Donc, ils ne veulent plus sortir. On ne peut pas leur reprocher leur manque de cohérence. (Même s'ils ne l'expriment pas comme ça. Ils disent juste qu'ils se sentent mieux à la maison.)

Il ne suffira pas de leur dire que la vie reprend

Et j'avoue que ça m'inquiète pour la suite. Pour l'instant, en vrai, je n'ai rien de foufou à leur proposer de faire dehors. La seule motivation du Têtard est d'aller à la librairie se ravitailler. Quant au Curly, il a trouvé une solution plus simple: l'autre jour, alors que son père essayait de l'amadouer pour faire une sortie tous les deux, quitte même à aller encore acheter des livres, le Curly lui a donné un morceau de papier: «Tiens papa, c'est la liste des livres que je veux, tu peux aller me les chercher pendant que je reste à la maison?»
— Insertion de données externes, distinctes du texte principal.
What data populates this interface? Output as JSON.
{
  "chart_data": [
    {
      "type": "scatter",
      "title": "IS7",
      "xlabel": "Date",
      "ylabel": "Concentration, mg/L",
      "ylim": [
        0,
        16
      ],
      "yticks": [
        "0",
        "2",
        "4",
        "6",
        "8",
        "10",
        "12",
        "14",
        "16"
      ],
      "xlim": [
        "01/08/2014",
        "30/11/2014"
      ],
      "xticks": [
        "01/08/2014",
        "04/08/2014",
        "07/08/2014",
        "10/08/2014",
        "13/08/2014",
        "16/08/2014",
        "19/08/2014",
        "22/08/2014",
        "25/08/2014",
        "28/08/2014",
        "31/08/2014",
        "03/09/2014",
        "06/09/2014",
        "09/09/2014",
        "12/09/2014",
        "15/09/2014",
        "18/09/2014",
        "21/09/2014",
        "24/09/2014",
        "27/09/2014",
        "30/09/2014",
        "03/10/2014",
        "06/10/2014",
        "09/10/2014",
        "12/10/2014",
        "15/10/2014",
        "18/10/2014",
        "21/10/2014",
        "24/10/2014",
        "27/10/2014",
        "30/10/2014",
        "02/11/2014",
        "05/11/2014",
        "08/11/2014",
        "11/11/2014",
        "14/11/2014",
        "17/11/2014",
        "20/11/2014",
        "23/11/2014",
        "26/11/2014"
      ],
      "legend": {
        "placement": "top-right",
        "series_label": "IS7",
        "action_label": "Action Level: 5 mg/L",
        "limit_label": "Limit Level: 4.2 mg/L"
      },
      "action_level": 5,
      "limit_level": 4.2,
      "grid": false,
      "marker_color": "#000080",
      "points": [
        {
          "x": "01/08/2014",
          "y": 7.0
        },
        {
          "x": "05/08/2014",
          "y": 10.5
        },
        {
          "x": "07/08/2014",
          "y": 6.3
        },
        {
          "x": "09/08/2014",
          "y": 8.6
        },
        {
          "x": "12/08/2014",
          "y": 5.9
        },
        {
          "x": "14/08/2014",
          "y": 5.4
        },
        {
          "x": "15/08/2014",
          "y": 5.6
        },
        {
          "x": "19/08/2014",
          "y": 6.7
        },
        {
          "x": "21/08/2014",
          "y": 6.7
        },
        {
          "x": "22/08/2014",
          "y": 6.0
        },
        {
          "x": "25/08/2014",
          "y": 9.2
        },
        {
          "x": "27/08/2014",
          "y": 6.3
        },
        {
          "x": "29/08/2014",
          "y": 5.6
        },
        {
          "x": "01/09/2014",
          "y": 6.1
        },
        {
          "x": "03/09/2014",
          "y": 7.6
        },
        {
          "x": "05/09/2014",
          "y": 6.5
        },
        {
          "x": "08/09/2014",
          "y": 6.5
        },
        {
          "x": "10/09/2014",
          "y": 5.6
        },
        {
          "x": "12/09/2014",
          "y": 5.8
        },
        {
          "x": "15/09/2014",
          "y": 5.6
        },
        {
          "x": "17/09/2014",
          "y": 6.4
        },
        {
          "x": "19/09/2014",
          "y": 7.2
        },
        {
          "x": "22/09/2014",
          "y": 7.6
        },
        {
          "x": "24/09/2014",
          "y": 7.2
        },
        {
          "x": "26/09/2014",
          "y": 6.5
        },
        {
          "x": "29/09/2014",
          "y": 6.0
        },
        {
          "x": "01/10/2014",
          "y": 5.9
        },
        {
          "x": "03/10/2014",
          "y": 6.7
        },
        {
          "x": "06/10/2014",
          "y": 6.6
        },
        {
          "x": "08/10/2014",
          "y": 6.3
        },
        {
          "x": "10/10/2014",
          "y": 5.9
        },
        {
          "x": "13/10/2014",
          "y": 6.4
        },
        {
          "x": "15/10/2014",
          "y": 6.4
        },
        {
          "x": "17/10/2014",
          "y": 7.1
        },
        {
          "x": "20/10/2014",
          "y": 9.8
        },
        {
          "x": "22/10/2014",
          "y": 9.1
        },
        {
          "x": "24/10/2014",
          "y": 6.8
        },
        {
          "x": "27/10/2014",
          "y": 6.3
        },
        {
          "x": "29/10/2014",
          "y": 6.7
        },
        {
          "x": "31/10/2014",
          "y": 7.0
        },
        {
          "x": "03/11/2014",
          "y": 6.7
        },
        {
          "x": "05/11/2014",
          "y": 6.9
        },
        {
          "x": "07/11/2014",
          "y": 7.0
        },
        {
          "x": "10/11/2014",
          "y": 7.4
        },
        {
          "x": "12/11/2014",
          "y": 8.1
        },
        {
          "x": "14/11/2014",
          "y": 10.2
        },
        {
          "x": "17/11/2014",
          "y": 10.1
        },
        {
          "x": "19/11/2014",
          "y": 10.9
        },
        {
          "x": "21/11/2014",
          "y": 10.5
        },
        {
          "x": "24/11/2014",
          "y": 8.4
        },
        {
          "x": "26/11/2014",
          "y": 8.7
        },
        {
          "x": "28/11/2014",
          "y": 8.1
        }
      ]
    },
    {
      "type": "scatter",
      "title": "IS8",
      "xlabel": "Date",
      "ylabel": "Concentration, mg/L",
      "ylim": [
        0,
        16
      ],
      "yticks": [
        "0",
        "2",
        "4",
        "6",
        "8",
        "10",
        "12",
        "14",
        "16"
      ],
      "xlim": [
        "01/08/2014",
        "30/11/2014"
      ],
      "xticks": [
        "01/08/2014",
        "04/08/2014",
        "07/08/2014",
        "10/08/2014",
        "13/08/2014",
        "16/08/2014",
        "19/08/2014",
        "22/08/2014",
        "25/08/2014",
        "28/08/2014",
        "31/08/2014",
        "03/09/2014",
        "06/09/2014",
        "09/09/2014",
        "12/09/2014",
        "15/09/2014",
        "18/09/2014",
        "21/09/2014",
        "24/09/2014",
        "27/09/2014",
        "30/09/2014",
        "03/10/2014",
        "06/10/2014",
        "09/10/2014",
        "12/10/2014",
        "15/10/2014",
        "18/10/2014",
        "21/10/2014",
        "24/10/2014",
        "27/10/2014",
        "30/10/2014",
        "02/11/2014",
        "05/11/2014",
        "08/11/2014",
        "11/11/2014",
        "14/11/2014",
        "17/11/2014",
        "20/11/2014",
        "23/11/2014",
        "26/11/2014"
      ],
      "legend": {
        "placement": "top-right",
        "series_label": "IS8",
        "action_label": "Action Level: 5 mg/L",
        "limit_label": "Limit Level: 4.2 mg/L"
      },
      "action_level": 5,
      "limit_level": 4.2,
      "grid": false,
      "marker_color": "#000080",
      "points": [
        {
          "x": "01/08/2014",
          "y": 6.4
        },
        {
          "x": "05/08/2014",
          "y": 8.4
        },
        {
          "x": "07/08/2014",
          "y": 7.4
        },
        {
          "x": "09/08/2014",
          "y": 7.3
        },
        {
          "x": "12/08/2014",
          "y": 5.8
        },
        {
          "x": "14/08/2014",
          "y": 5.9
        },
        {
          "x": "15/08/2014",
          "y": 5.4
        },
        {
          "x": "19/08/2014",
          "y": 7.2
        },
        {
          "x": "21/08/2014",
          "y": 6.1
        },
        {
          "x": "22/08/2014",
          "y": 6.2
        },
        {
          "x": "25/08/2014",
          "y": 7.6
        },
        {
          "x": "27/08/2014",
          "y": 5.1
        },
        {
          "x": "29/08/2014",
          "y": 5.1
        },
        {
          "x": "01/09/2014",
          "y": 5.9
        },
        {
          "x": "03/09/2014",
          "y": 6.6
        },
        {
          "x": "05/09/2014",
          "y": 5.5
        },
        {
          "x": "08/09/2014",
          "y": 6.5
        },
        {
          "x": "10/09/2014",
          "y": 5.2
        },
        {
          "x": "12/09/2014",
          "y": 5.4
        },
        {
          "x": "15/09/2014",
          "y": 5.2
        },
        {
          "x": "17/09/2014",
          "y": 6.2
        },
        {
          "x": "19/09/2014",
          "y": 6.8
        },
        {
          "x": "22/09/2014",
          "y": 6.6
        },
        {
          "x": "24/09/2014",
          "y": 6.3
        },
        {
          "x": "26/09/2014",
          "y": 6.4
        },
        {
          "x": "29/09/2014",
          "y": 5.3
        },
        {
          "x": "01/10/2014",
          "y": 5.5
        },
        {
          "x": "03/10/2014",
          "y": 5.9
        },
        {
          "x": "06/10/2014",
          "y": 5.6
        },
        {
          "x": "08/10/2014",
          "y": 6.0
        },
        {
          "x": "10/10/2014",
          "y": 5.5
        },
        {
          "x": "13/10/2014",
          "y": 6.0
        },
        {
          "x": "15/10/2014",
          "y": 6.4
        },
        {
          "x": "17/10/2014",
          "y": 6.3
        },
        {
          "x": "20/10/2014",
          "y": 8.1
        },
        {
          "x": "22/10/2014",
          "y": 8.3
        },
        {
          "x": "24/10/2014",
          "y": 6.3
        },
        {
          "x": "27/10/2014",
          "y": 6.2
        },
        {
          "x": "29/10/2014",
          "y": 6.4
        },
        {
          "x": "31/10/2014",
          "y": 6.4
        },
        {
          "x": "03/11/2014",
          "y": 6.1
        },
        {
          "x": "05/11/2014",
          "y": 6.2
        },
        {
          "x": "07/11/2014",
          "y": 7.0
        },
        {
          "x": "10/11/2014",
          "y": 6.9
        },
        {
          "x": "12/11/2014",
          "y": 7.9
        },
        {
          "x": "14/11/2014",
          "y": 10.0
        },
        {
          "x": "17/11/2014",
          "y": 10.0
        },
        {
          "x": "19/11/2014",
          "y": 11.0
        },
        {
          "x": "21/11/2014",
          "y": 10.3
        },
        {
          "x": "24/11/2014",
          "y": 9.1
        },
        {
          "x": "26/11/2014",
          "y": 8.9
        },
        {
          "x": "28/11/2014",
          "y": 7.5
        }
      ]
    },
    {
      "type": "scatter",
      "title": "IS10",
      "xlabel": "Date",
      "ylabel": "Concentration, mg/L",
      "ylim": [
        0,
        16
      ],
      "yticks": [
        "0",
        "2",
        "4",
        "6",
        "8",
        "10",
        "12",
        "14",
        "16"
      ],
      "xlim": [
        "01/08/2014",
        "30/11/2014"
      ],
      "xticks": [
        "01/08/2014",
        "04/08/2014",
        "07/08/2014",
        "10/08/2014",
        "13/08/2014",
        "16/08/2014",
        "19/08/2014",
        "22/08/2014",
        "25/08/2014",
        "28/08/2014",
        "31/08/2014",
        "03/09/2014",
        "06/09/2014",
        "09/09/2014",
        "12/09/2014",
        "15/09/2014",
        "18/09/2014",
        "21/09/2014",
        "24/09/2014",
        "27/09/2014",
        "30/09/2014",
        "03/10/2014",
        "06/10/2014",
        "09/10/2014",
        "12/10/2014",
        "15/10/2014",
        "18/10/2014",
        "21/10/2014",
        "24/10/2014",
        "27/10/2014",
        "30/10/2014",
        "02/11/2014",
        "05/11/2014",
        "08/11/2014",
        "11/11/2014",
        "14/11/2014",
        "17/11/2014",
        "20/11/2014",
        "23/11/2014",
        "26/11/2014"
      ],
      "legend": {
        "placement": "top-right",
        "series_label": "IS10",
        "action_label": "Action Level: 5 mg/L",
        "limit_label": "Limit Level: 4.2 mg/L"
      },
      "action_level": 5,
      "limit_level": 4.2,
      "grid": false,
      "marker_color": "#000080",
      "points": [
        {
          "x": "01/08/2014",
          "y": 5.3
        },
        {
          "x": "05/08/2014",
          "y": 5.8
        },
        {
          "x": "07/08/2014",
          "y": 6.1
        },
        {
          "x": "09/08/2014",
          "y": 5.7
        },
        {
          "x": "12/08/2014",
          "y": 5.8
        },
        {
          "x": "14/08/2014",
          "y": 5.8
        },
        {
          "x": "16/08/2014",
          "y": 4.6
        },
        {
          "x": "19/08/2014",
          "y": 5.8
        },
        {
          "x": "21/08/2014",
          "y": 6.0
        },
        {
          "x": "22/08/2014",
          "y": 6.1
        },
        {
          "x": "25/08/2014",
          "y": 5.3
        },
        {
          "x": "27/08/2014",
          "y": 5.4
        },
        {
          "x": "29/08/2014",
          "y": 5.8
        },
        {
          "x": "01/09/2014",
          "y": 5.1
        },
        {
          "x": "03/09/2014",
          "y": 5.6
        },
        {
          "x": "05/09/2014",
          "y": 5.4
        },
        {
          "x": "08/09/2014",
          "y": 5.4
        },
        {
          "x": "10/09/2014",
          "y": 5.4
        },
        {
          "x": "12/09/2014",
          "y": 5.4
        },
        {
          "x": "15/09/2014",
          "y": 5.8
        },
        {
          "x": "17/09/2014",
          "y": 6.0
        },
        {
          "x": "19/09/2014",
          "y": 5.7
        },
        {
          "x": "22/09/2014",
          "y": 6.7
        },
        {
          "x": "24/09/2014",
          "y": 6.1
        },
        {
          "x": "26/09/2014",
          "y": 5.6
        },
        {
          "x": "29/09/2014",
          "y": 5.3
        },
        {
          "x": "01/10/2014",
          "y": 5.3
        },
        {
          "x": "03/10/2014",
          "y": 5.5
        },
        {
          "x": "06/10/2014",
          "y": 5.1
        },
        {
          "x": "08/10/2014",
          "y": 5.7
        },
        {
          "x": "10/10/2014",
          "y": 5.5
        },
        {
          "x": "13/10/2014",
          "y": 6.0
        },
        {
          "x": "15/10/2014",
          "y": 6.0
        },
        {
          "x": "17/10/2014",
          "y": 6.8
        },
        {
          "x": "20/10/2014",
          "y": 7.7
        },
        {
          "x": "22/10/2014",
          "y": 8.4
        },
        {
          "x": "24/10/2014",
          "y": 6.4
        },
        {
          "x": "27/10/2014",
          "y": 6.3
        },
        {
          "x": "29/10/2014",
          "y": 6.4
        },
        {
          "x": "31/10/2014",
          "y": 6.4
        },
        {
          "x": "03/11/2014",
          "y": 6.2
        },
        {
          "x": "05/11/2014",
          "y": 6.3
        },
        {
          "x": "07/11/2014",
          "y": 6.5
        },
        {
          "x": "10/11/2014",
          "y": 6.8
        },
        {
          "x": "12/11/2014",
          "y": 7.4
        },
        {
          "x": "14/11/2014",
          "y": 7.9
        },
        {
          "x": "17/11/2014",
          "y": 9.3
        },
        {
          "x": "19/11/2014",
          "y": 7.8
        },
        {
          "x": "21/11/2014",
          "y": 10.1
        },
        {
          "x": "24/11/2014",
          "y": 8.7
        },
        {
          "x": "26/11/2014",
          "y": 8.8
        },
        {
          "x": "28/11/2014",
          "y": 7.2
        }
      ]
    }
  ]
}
Donc pour le moment, il n'y a pas grand-chose à faire. Mais je vois d'avance les problèmes. Il ne va absolument pas suffire de leur dire que la vie reprend normalement. Le jour où on va pouvoir sortir aller au musée ou au restau, ça va être l'enfer. Comment faudra-t-il faire? Les réhabituer progressivement? Les amadouer avec des sorties au zoo?

Le NYT recommande d'abord de bien identifier la peur. Est-ce que c'est une angoisse de séparation d'avec les parents? La peur qu'il leur arrive quelque chose si on s'éloigne du nid? Ensuite, il est conseillé de faire l'inverse de ce que les enfants évitent. Graduellement les emmener de plus en plus loin de la maison. Il va falloir prévoir bien à l'avance les sorties, choisir ce qui peut leur plaire le plus sans les angoisser, et négocier tout ça en gaufres.

On n'a pas les fesses sorties des ronces.